Miss Galbraith said being Catholic obliges people to fight on behalf of those who are most vulnerable.

It’s also essential to become aware of the evil of sin and degradation of contemporary American culture that allows legal abortion to continue.

“We must realize that abortion will never end on a national and political level unless we work to eradicate the culture of death in our own communities,” she said. “And the only way we will end the culture of death is through love.”

She urged her fellow pilgrims not to shy away from people who disagree with them, even if they’re disagreeable. Rather, engage them respectfully, listen to what they say, and pray for them, she said.

“If we desire to fight the culture of death, we must refuse to isolate ourselves and to let others do the same,” she said.

 

Journey to an encounter

Monsignor Gregory L. Higley, pastor of St. George parish in Hermann and Church of the Risen Savior parish in Rhineland, said the trip to Washington was a true pilgrimage — a journey with others to encounter God.

“It is not an easy journey, but it is a rewarding one,” he wrote to his parishioners. “Our eyes are opened up to the incredible support we all have in our cause to protect babies in the womb.

He predicted that everyone who made the journey will spend some unexpected quiet time revisiting their experiences of Washington, D.C.

“And when those times surface, we know God is still speaking to us after we have come home from the journey,” he wrote.

 

Graceful disposition

Before leaving for Washington from Jefferson City, the people joined Bishop W. Shawn McKnight for Mass in the Cathedral of St.

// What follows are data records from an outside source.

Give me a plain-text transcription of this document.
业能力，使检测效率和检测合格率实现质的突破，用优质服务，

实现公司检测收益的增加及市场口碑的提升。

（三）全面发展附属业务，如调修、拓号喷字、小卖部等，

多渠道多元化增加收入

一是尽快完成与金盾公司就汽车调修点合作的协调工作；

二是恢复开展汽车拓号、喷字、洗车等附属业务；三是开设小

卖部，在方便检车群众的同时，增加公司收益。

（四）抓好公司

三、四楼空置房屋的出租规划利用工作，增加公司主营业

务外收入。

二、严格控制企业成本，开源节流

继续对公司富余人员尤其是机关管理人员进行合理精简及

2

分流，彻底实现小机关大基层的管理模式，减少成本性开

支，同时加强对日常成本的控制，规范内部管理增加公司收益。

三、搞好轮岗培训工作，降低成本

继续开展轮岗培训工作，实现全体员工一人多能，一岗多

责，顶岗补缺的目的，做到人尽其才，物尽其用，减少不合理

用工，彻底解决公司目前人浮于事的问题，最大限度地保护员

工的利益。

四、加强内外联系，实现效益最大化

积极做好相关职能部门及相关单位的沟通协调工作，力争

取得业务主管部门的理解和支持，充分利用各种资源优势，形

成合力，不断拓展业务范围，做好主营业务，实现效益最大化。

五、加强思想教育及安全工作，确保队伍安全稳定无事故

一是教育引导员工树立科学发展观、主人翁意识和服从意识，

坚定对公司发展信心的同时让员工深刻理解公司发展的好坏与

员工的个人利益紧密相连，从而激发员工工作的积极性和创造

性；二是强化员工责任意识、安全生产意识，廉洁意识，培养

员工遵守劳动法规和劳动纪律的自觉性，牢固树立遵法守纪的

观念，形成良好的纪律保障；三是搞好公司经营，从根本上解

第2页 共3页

Joseph.

“I want you to know how proud I am of each and every one of you who is committed to going to Washington, D.C., to give public witness, which is so important,” he told the pilgrims.

He urged them not to pay attention to the ugly attitudes they might encounter in the media or on the streets of Washington.

“You have a very beautiful faith,” he said. “You have a great opportunity to show the beauty of what we know and believe about the dignity and sanctity of every human life.”

“Continue to carry that disposition of grace with you,” he said.

He emphasized that the pilgrims were not going to Washington to hurt anyone or to try to take anyone’s rights away.

“You’ll be there to represent the beauty of the Church’s faith and the Gospel of Jesus Christ,” he said. “Don’t let your spirits become discouraged in any way.”

 

God is pro-everyone

Father Paul Clark, diocesan moderator for pro-life ministry, asked the pilgrims to keep their hearts open to the Holy Spirit working in each of them throughout the pilgrimage, “witnessing to us the dignity of our own life, so that we may truly give praise to the Lord in recognition of the fact each one of us is wonderfully made.”

The bishop noted that throughout His earthly ministry, Jesus showed profound respect for the dignity of all human life, and “that undergirds the Church’s social-justice teaching as expressed in her pro-life, pro-immigrant, pro-worker, pro-everyone stance.”

God, Who created people in His own image and likeness, is the source of all human dignity.

“He guarantees our dignity and worth,” the bishop stated. “He preserves our life. He even died for us!”